The self-storage real estate market has experienced an uptick in sales over the past year, with investors once again looking for quality assets to add to their portfolios. In this article, real estate experts representing self-storage markets in the western states discuss trends in capitalization (cap) rates and sales, and areas ripe for new development. The contributors are:
- Jim Berry, CRG Utah, Salt Lake City
- Steve Boldish, Coldwell Banker Commercial NW, Medford, Ore.
- Alan Davidson, Realty One Group, Laguna Niguel, Calif.
- Tom de Jong, Colliers International, San Jose, Calif.
- Jeff Gorden, Eagle Commercial Realty Services, Phoenix
- Joan Lucas, Joan Lucas Real Estate Services, Denver
- Jason Wilcox, Gleason and Co. Commercial Real Estate, Kent, Wash.
What are the cap-rate and sales trends in the first- and second-tier markets in your state?
Berry: There has been little evidence of cap-rate compression between first- and second-tier markets in Nevada and Utah. Asking rates are, for the most part, still in the 6.5 percent range, with deals being finalized around 8 percent. However, that may be about to change. There’s one second-tier property now in the market with a listed rate of 8 percent, and it will likely sell above the asking rate.
Boldish: Oregon’s first-tier market areas of Portland and Salem have not seen a drop in cap rates from those statewide and continue to sell in the 8.5 percent to 9 percent-plus range. Buyers are seeking the Portland market, but good properties are difficult to find as owners are not inclined to sell. [Online real estate listing service] Loopnet has reported six sales statewide year-to-date, with all coming in second- and third-tier markets. The largest property is just under 25,000 square feet.
Davidson: As available properties are in scarce supply in the major metropolitan areas of Southern California, buyers are casting a wider net into the less populated areas such as the Santa Clarita Valley, the high desert (Victorville/Bakersfield) and the low desert (Palm Springs/Palm Desert). Some examples of recent sales include a 9.58 percent cap in the L.A.-metro area; a property in an outlying county traded at a 9.95 percent cap; and a facility in the high desert sold at a 7.5 percent cap. Cap rates in the major markets have little room to compress, and buyers are willing to pay a premium for properties in outlying areas, rather than overpaying for similar product in the coastal areas.
de Jong: Northern California has seen a compression of cap rates between facilities based on location and quality. Facilities in second-tier markets are generally seeing a lot of interest, although more from local or regional investors, not as much from the institutional or public entities.
Gorden: In 2012 we saw a reappearance of true market-rate sales of self-storage facilities in Arizona’s second-tier markets. During the period from 2009 to 2012, there were less than a half a dozen trades in these areas, and all were at some point along in the foreclosure process.

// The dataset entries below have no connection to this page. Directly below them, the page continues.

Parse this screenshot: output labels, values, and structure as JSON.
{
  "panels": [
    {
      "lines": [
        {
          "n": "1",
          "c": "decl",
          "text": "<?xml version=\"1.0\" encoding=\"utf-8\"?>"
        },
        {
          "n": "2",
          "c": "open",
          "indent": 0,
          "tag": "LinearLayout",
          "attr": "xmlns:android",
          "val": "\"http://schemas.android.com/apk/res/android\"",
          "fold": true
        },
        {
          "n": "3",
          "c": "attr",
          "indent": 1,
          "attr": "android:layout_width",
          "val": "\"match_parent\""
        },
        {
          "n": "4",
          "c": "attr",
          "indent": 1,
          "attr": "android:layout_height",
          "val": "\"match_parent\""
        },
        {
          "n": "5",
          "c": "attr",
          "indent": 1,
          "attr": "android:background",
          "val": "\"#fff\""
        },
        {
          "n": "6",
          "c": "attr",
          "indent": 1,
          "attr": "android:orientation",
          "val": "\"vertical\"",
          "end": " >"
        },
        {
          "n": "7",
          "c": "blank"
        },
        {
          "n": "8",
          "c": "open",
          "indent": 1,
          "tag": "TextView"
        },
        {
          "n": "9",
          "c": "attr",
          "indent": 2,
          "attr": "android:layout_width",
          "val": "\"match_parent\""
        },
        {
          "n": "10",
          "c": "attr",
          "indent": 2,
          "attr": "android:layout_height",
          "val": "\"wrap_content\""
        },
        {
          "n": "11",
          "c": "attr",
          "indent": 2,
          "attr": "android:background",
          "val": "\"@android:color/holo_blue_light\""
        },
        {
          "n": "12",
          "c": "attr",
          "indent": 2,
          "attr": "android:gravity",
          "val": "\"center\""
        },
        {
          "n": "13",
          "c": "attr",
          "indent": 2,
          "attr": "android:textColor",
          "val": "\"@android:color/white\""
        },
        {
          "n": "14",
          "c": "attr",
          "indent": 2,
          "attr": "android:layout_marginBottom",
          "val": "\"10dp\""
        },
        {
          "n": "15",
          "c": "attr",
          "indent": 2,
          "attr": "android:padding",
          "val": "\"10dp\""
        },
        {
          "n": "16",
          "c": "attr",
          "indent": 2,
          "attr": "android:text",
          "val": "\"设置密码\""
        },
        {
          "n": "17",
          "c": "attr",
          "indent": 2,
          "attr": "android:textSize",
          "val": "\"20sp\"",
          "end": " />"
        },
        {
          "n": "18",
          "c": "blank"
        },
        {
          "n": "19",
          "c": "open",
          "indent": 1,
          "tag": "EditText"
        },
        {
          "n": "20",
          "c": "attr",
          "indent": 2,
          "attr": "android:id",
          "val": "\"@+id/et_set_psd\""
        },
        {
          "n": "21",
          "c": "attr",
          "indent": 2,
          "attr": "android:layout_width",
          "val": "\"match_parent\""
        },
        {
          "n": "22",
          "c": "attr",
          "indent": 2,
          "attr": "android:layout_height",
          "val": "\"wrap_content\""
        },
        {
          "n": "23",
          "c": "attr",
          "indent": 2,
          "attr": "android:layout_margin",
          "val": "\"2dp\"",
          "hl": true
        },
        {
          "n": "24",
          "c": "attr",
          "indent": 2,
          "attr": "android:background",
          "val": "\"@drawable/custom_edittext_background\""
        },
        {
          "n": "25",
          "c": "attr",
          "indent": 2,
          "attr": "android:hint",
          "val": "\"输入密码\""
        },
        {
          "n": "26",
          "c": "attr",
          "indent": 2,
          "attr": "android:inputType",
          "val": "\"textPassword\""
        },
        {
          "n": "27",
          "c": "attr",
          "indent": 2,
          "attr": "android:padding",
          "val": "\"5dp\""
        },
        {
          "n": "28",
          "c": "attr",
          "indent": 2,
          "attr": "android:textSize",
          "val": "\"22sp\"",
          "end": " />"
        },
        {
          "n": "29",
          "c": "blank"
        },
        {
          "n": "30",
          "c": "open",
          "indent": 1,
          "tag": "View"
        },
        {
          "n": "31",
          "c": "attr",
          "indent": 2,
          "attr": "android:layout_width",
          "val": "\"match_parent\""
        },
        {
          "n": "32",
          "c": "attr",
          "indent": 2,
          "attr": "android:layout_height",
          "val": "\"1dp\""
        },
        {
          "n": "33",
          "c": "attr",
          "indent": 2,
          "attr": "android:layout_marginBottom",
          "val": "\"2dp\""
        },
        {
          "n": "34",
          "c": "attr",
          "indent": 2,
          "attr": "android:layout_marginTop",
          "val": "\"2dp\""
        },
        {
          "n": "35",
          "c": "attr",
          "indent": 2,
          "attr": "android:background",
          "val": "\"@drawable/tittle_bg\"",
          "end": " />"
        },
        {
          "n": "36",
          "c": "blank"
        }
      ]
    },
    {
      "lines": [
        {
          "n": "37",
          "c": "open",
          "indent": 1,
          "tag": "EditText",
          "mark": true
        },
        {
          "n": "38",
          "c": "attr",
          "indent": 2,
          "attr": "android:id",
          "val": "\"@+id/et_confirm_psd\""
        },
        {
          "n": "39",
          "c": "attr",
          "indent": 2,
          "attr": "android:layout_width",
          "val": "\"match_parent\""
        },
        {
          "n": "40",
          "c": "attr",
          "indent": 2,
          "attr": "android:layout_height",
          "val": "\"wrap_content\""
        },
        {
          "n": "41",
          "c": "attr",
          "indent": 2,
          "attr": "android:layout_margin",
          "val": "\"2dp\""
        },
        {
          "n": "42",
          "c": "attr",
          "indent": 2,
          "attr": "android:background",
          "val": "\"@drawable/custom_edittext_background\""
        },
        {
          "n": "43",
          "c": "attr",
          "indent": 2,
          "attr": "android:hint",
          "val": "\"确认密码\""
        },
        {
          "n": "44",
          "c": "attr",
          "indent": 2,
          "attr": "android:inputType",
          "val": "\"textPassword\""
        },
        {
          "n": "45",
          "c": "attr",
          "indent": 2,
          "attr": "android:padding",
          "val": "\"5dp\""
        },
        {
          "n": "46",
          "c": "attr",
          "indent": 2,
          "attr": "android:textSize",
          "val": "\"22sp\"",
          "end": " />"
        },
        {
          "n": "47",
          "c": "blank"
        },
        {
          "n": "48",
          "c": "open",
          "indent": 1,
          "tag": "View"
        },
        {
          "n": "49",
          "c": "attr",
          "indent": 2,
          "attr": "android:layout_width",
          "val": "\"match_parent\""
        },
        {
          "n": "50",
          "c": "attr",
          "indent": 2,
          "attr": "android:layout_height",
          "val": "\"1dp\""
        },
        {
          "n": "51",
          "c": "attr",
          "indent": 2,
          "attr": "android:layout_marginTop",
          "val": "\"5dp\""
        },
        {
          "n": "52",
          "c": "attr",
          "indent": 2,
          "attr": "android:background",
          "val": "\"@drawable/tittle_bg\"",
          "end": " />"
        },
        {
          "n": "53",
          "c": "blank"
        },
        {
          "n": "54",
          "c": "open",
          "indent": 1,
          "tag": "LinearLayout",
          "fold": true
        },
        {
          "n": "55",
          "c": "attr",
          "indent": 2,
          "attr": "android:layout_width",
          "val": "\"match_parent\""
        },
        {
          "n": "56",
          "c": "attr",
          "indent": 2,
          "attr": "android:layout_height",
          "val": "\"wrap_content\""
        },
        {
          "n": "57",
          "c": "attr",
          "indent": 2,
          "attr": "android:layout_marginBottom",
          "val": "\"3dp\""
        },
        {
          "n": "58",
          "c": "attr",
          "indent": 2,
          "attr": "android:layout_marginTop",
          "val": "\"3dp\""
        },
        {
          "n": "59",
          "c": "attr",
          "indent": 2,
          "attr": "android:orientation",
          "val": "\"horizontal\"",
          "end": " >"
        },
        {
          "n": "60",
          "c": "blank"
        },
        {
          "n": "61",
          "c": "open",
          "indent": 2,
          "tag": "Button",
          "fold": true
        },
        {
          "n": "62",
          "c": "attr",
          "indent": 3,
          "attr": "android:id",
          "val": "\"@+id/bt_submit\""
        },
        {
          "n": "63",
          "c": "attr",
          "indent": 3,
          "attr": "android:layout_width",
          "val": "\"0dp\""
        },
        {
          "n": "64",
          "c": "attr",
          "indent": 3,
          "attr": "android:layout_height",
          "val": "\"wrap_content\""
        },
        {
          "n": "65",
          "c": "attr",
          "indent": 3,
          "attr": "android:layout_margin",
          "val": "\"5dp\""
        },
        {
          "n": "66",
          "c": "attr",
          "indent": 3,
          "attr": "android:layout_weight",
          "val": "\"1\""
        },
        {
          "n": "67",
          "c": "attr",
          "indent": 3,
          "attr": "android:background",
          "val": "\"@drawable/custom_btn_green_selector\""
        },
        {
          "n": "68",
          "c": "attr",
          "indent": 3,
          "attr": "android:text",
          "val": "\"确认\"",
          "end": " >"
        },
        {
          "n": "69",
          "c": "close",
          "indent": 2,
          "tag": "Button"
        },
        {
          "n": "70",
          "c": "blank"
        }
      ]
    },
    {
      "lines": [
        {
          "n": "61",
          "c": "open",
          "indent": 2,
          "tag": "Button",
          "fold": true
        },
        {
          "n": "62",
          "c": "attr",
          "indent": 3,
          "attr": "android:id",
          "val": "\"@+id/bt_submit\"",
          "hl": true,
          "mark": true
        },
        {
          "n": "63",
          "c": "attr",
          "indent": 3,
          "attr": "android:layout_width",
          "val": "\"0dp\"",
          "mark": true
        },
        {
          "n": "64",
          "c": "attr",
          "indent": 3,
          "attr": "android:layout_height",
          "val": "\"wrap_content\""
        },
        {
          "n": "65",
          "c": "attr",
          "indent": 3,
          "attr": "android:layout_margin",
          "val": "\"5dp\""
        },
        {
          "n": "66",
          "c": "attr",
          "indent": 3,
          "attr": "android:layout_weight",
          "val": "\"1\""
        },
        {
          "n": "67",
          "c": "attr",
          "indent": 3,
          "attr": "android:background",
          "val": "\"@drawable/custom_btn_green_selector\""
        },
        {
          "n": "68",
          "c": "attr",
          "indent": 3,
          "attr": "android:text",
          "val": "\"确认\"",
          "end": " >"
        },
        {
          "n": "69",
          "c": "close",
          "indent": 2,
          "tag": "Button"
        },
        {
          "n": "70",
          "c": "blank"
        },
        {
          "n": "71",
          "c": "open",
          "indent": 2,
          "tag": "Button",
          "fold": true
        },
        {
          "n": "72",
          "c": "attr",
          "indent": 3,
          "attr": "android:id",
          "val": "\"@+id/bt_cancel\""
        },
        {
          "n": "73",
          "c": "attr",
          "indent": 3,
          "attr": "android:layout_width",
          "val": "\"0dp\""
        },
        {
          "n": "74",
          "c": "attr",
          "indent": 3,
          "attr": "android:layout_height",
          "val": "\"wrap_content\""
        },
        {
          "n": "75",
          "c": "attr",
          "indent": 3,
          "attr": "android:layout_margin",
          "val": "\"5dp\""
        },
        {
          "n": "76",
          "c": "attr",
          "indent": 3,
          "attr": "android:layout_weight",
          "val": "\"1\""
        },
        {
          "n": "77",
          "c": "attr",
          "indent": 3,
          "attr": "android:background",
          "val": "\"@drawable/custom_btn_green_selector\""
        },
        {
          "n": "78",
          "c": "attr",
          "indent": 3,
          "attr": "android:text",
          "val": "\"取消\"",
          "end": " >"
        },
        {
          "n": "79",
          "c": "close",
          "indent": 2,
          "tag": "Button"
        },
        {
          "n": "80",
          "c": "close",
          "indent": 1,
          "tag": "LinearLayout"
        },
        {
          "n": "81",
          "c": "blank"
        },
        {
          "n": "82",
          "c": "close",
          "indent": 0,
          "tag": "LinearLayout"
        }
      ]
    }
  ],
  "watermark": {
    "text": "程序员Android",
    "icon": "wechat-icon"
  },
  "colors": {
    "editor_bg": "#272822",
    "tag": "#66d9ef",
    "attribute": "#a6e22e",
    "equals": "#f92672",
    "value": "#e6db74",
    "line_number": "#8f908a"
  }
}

In Phoenix and Tucson, cap rates have fallen considerably, and there’s just enough interest now in secondary markets to gauge the return premium for comparison. There has been a shortage of available product in the first-tier markets, and communities with a solid employment base will fare well in the coming year as investors look to close deals.
Lucas: Colorado is a bit of an anomaly in that we don’t see properties turning as often as in other states. Packages of two to four properties that we consider B or B-plus are commanding stronger rates than in last several years. The reason is simple, the class-A sites just aren’t for sale at this time. So if buyers are looking in the Colorado market, they’re relegated to acquiring properties less than institutional grade but with big prices. Older, first-generation properties in outlying cities are suffering a bit because there’s less demand, thus lower prices.
Wilcox: Cap rates in Washington state averaged 8.4 percent in 2012. Tertiary markets ranged 9 percent to 11 percent, while facilities close to larger metros ran between 6.25 percent to 7.7 percent. I haven’t seen evidence of cap-rate compression in the tertiary markets. Many investors with whom I’ve spoken have expressed they’re being very careful in their site selections, which is reflected by the relative lack of recent sales activity.